International
“Alma” Dan Perjalanan Deary Di Balik Album ‘Birding’
Trio dream-pop dan shoegaze asal London, deary, bersiap merilis album debut bertajuk ‘Birding’ pada 3 April melalui Bella Union. Menjelang perilisan tersebut, mereka kembali memperkenalkan materi terbaru berjudul “Alma” yang kini hadir bersama video musik garapan Limb.
Unit ini terdiri dari Rebecca ‘Dottie’ Cockram (gitar, vokal), Ben Easton (gitar), dan Harry Catchpole (drum). Sejak terbentuk, mereka dikenal dengan pendekatan sonik yang mengandalkan lapisan gitar atmosferik serta nuansa melankolis yang cenderung reflektif.
Dalam keterangan resminya, Cockram melihat “Alma” sebagai representasi paling utuh dari identitas band. Lagu tersebut telah mereka bawa sejak fase awal dan terus mengalami perubahan seiring perjalanan waktu. Dalam empat tahun terakhir, ia merasa band ini berkembang dengan pemahaman yang semakin jelas terhadap arah musik mereka.
Melalui “Alma”, Cockram seperti berdialog dengan dirinya di masa lalu, sosok yang pernah mengambil keputusan penting untuk menjaga diri dan berusaha tumbuh menjadi pribadi yang lebih baik.

Proses penulisan album Birding tidak lepas dari pengalaman personal yang berat, terutama bagi Easton. Ia mengungkapkan bahwa materi album ini lahir dari salah satu periode paling sulit dalam hidupnya, ketika kondisi mentalnya berada dalam titik yang tidak stabil.
Jika rilisan sebelumnya, “Aurelia“, bertemakan fase perubahan dan penerimaan terhadap transformasi diri, maka “Birding” bergerak ke arah konsekuensi dari keputusan-keputusan besar yang diambil dalam hidup.
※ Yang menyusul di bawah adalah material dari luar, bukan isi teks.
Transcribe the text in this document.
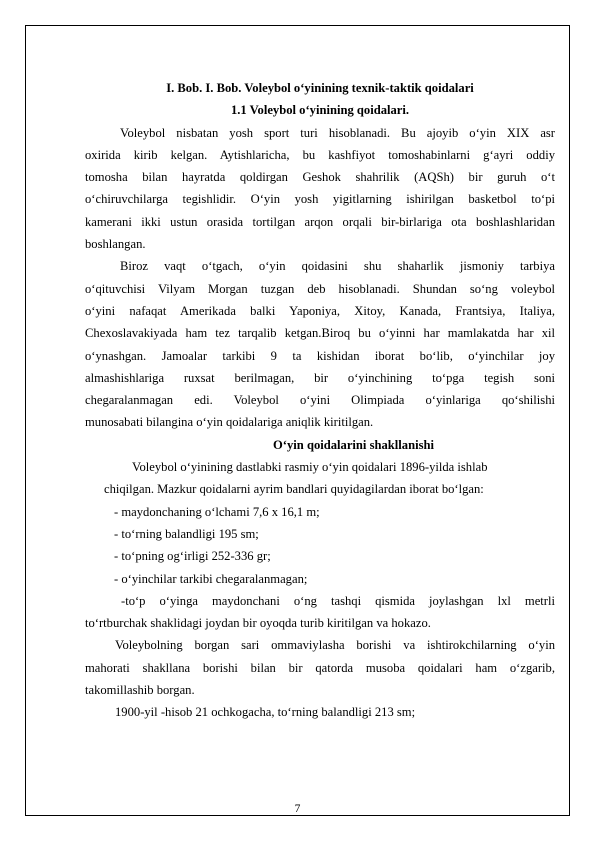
I. Bob. I. Bob. Voleybol o‘yinining texnik-taktik qoidalari
1.1 Voleybol o‘yinining qoidalari.
Voleybol nisbatan yosh sport turi hisoblanadi. Bu ajoyib o‘yin XIX asr
oxirida kirib kelgan. Aytishlaricha, bu kashfiyot tomoshabinlarni g‘ayri oddiy
tomosha bilan hayratda qoldirgan Geshok shahrilik (AQSh) bir guruh o‘t
o‘chiruvchilarga tegishlidir. O‘yin yosh yigitlarning ishirilgan basketbol to‘pi
kamerani ikki ustun orasida tortilgan arqon orqali bir-birlariga ota boshlashlaridan
boshlangan.
Biroz vaqt o‘tgach, o‘yin qoidasini shu shaharlik jismoniy tarbiya
o‘qituvchisi Vilyam Morgan tuzgan deb hisoblanadi. Shundan so‘ng voleybol
o‘yini nafaqat Amerikada balki Yaponiya, Xitoy, Kanada, Frantsiya, Italiya,
Chexoslavakiyada ham tez tarqalib ketgan.Biroq bu o‘yinni har mamlakatda har xil
o‘ynashgan. Jamoalar tarkibi 9 ta kishidan iborat bo‘lib, o‘yinchilar joy
almashishlariga ruxsat berilmagan, bir o‘yinchining to‘pga tegish soni
chegaralanmagan edi. Voleybol o‘yini Olimpiada o‘yinlariga qo‘shilishi
munosabati bilangina o‘yin qoidalariga aniqlik kiritilgan.
O‘yin qoidalarini shakllanishi
Voleybol o‘yinining dastlabki rasmiy o‘yin qoidalari 1896-yilda ishlab
chiqilgan. Mazkur qoidalarni ayrim bandlari quyidagilardan iborat bo‘lgan:
- maydonchaning o‘lchami 7,6 x 16,1 m;
- to‘rning balandligi 195 sm;
- to‘pning og‘irligi 252-336 gr;
- o‘yinchilar tarkibi chegaralanmagan;
-to‘p o‘yinga maydonchani o‘ng tashqi qismida joylashgan lxl metrli
to‘rtburchak shaklidagi joydan bir oyoqda turib kiritilgan va hokazo.
Voleybolning borgan sari ommaviylasha borishi va ishtirokchilarning o‘yin
mahorati shakllana borishi bilan bir qatorda musoba qoidalari ham o‘zgarib,
takomillashib borgan.
1900-yil -hisob 21 ochkogacha, to‘rning balandligi 213 sm;
7
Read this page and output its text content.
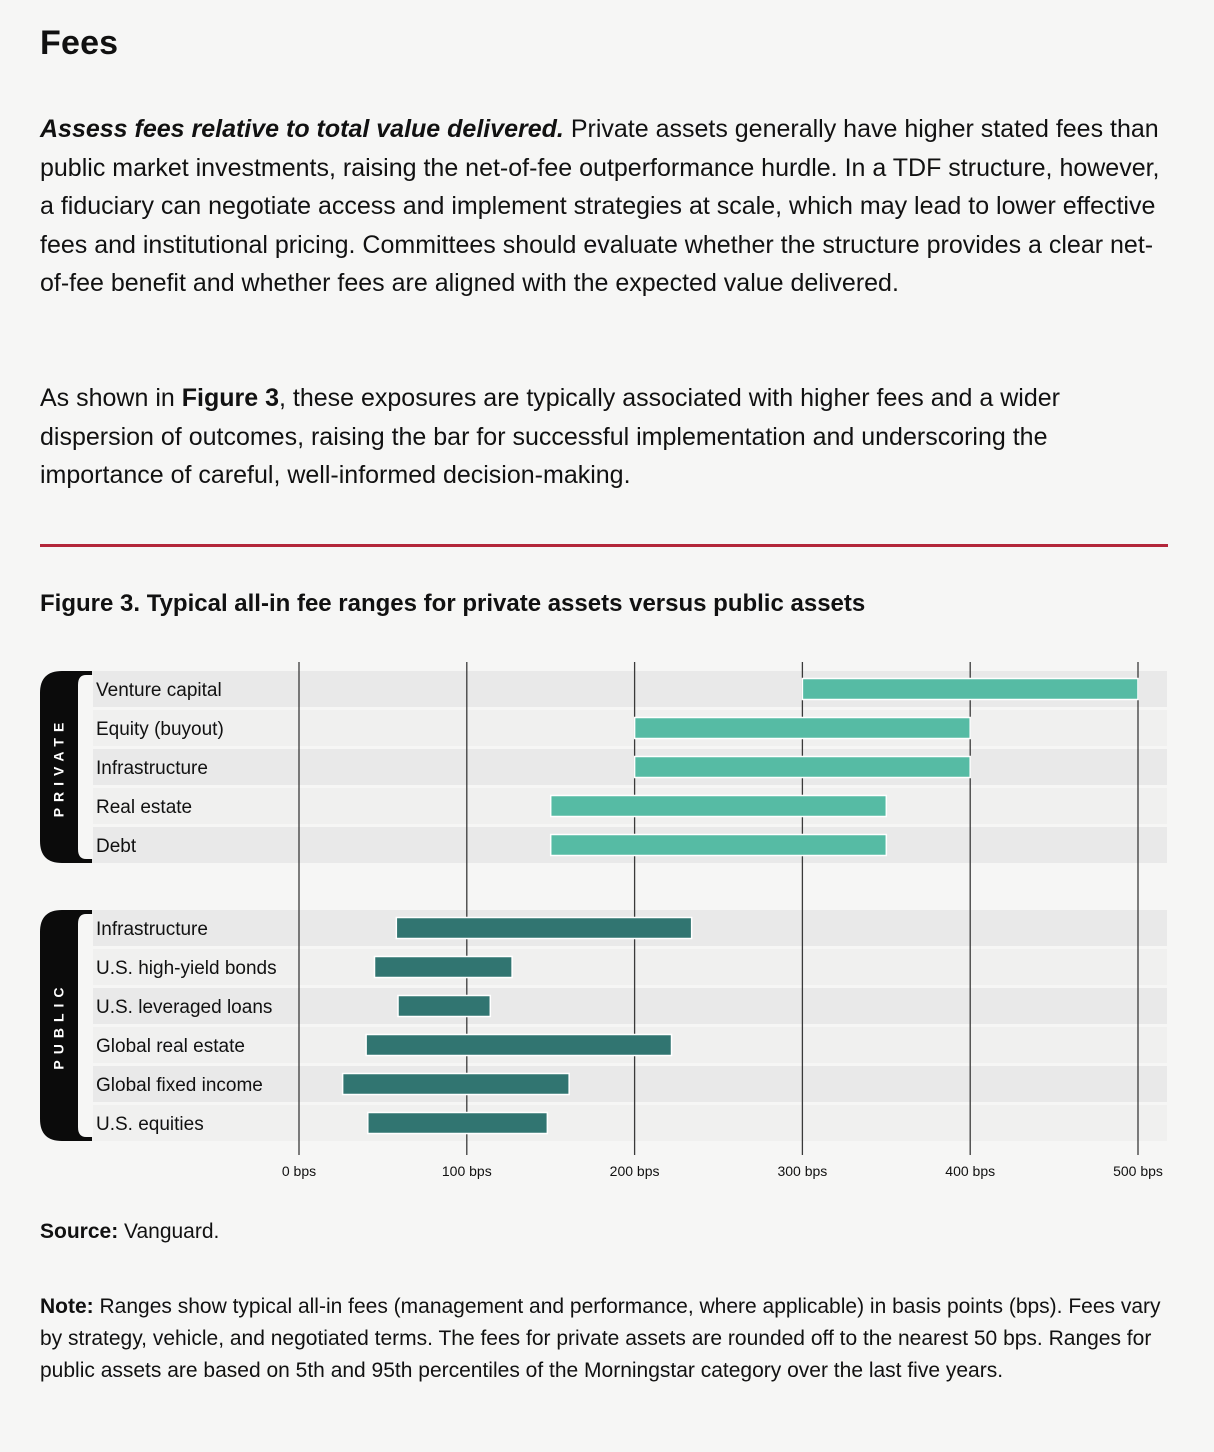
Fees

Assess fees relative to total value delivered. Private assets generally have higher stated fees than public market investments, raising the net-of-fee outperformance hurdle. In a TDF structure, however, a fiduciary can negotiate access and implement strategies at scale, which may lead to lower effective fees and institutional pricing. Committees should evaluate whether the structure provides a clear net-of-fee benefit and whether fees are aligned with the expected value delivered.

As shown in Figure 3, these exposures are typically associated with higher fees and a wider dispersion of outcomes, raising the bar for successful implementation and underscoring the importance of careful, well-informed decision-making.

Figure 3. Typical all-in fee ranges for private assets versus public assets
Venture capital
Equity (buyout)
Infrastructure
Real estate
Debt
Infrastructure
U.S. high-yield bonds
U.S. leveraged loans
Global real estate
Global fixed income
U.S. equities
PRIVATE
PUBLIC
0 bps	100 bps	200 bps	300 bps	400 bps	500 bps

Source: Vanguard.

Note: Ranges show typical all-in fees (management and performance, where applicable) in basis points (bps). Fees vary by strategy, vehicle, and negotiated terms. The fees for private assets are rounded off to the nearest 50 bps. Ranges for public assets are based on 5th and 95th percentiles of the Morningstar category over the last five years.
Easton menggambarkan album ini sebagai cerminan dari ruang yang terasa terisolasi dan nyaris tanpa harapan, sesuatu yang dapat dirasakan di beberapa bagian lagu. Meski demikian, “Birding” tidak sepenuhnya tenggelam dalam kegelapan. Di dalamnya juga terdapat momen-momen yang lebih kontemplatif, penuh penerimaan diri, hingga menghadirkan nuansa yang sedikit lebih terang.
Ia juga menyoroti perbedaan pendekatan antara rilisan sebelumnya dan album ini. Jika ‘Aurelia’ masih terasa sebagai upaya untuk menemukan bentuk identitas, maka “Birding” dianggap sebagai titik di mana Deary benar-benar hadir sebagai dirinya sendiri.
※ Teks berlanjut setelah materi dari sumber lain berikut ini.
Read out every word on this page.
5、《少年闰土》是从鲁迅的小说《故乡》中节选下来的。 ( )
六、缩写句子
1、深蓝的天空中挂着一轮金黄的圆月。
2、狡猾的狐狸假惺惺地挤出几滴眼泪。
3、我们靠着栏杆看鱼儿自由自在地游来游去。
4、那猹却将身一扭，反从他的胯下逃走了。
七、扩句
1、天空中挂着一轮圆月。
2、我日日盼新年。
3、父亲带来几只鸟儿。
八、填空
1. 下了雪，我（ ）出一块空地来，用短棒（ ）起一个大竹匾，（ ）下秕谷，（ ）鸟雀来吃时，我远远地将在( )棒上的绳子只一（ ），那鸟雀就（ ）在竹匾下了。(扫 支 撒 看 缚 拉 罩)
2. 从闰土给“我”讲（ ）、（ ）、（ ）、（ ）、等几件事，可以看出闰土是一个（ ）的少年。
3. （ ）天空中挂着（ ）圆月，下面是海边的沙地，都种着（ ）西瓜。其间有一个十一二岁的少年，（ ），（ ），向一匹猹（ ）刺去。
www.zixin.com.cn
Sebelumnya, Deary telah lebih dulu merilis single utama “Seabird” yang banyak mendapatkan pujian dari para kritikus musik internasional, diikuti oleh “Alfie” dengan respons serupa. Pada 2025, mereka juga memperkenalkan lagu “I Still Think About You” serta versi re-make dari “No Ordinary Love” milik Sade.